Techaisle research substantiates the importance of each of these key characteristics.

The ability to sell services independently, while maintaining product resale capabilities

There is a misperception that MSPs focus strictly on supply of services to customers. Data drawn from numerous Techaisle research studies shows that this is not the case; MSPs encounter demand for both products and services, and as entrepreneurial businesses, they respond to both.

What distinguishes firms that are successful in building MSP businesses is the extent to which they lead with services, and the resulting ratio of services to product revenues. There is a clear distinction: successful MSPs lead with services, while channel businesses that are not successful at selling managed services lead with and derive the greatest proportion of their revenue from product resale. Techaisle research shows that Very successful MSPs have a revenue mix of 48% product resale and 52% services revenue. The revenue is also divided as 59% services-led contracts and 41% product-led contracts.

The ability to package and efficiently deliver standardized services to multiple customers

A focus on refining and delivering tightly-defined, standardized services is one of the attributes that differentiates MSPs (and SPs) from other channel businesses. Many channel firms, including VARs, SIs and consultants, tend to deliver a flexible range of services to meet the overall needs of a client, rather than focusing on discrete services that address only a single requirement.
The difficulty in adjusting to a service-centric rather than customer-centric approach is evident in data which finds that an inability to change internal support processes is the most onerous constraint to developing managed services businesses for both “successful” and “unsuccessful” managed services providers within the channel. 55% of unsuccessful MSPs are unable to change their internal support processes as compared to 42% of very successful MSPs.

The ability to aligning with recurring revenue

Most channel firms are not set up to recognize revenue in small monthly payments over a relatively long period of time. Both channel firms that are primarily engaged in product sales and project-based services firms recognize revenue at the conclusion of a transaction or on a milestone basis keyed to delivery of a system or project. This poses a tremendous barrier to entry into a recurring-revenue model like managed services. Recurring revenue business models require that management change the metrics it uses to understand the business; it requires that finance operate (very) differently; it demands that sales change its compensation model…in short, it requires new operational norms throughout the channel business. Lured by the prospect of improved margins, most existing channel firms want to increase managed services income.

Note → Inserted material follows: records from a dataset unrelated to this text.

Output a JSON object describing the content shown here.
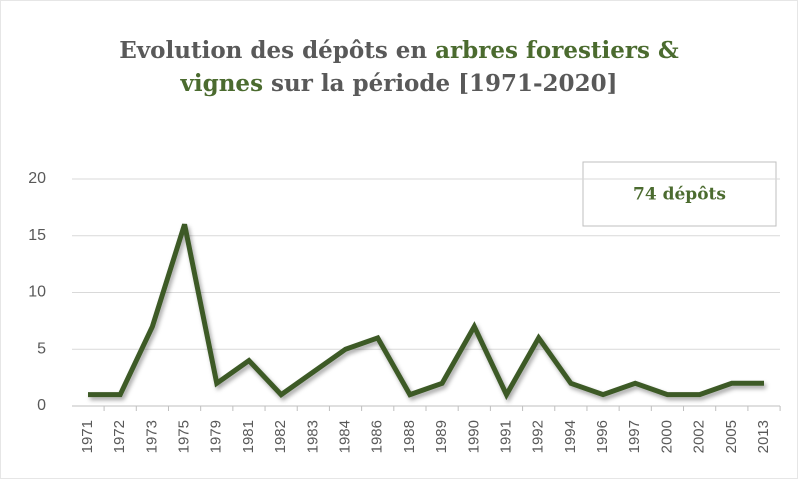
{
  "chart_data": {
    "type": "line",
    "title_lines": [
      [
        {
          "text": "Evolution des dépôts en ",
          "color": "#595959"
        },
        {
          "text": "arbres forestiers &",
          "color": "#4b6b2f"
        }
      ],
      [
        {
          "text": "vignes",
          "color": "#4b6b2f"
        },
        {
          "text": " sur la période [1971-2020]",
          "color": "#595959"
        }
      ]
    ],
    "annotation": "74 dépôts",
    "categories": [
      "1971",
      "1972",
      "1973",
      "1975",
      "1979",
      "1981",
      "1982",
      "1983",
      "1984",
      "1986",
      "1988",
      "1989",
      "1990",
      "1991",
      "1992",
      "1994",
      "1996",
      "1997",
      "2000",
      "2002",
      "2005",
      "2013"
    ],
    "values": [
      1,
      1,
      7,
      16,
      2,
      4,
      1,
      3,
      5,
      6,
      1,
      2,
      7,
      1,
      6,
      2,
      1,
      2,
      1,
      1,
      2,
      2
    ],
    "color": "#3d5a28",
    "ylim": [
      0,
      20
    ],
    "yticks": [
      0,
      5,
      10,
      15,
      20
    ],
    "grid": true
  }
}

However, many struggle to adopt these new operating norms if/as managed services becomes a bigger part of the overall income stream.

Beyond the difficulty in changing services-related processes, the data highlights channel difficulties in developing SLAs (another requirement of “package and deliver standardized services”), of finding sales staff who can articulate the managed services value proposition and sales force training/compensation (essential to aligning with recurring revenue), and meeting “unrealistic” customer demands and demonstrating value to SMBs (inherent in the challenge of positioning services to these clients) as top challenges in offering managed services to the SMB market.